O endereço da unidade é mantido em sigilo por questões de segurança. O serviço integra a Secretaria Municipal de Políticas Públicas para as Mulheres e teve o funcionamento regulamentado pela Portaria nº 001/2026, publicada no Diário Oficial do Município na última quarta-feira (26).
A CAP passa a integrar a rede municipal de enfrentamento à violência contra a mulher. O espaço receberá mulheres com 18 anos ou mais. Filhos e outros dependentes também poderão permanecer na unidade, conforme a capacidade disponível e a avaliação de cada caso.
O acesso à casa será feito exclusivamente por encaminhamento dos Centros Especializados de Atendimento à Mulher (CEAMs). As mulheres não poderão procurar diretamente a unidade.
Antes do encaminhamento, as equipes realizarão uma avaliação técnica, considerando fatores como o histórico e o tipo de violência, ameaças, existência de medidas protetivas, possibilidade de localização da vítima pelo agressor e presença de filhos ou outros dependentes.
Casa de acolhimento terá permanência inicial de até 72 horas
A permanência inicial será de até 72 horas. O prazo poderá ser prorrogado excepcionalmente após avaliação técnica, levando em conta o risco enfrentado, as necessidades da mulher e a disponibilidade de uma alternativa segura.
Durante o acolhimento, cada mulher terá um Plano de Proteção e Acompanhamento individualizado. O atendimento poderá incluir assistência social e psicológica, orientação jurídica e encaminhamentos para serviços de saúde, emissão de documentos, benefícios sociais, educação, trabalho e geração de renda.
Segundo a secretária municipal de Políticas Públicas para as Mulheres, Alexandra Codeço, a unidade atenderá casos em que a orientação e o acompanhamento não são suficientes para garantir a segurança da vítima.
“Há situações em que orientar e acompanhar não é suficiente. A mulher precisa, antes de tudo, estar em um lugar seguro, distante de quem representa uma ameaça. A Casa de Acolhimento nasce para oferecer essa proteção imediata, com sigilo, cuidado e acompanhamento profissional, enquanto construímos, junto com cada mulher, caminhos para que ela possa seguir em segurança e com autonomia”, afirmou.

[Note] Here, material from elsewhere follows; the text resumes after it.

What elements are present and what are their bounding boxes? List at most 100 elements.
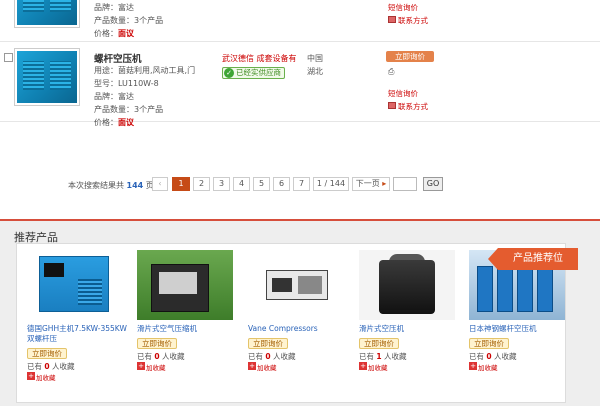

Além da localização, informações sobre as mulheres acolhidas, os profissionais e a rotina da unidade serão mantidas sob confidencialidade. A regulamentação também prevê medidas para impedir que dispositivos eletrônicos ou o compartilhamento de informações revelem o endereço da casa.
A inauguração ocorreu no último dia do Agosto Lilás, campanha de conscientização e enfrentamento à violência contra a mulher. Durante o mês, o município promoveu rodas de conversa, ações educativas e sociais, atividades de orientação e acolhimento, Blitz Maria da Penha, defesa pessoal e práticas esportivas.
“A campanha termina, mas o enfrentamento à violência precisa acontecer todos os dias. Nosso objetivo é fortalecer uma rede que consiga acolher a mulher desde o primeiro pedido de ajuda e acompanhá-la até que ela tenha condições seguras para reconstruir a própria vida”, declarou Alexandra Codeço.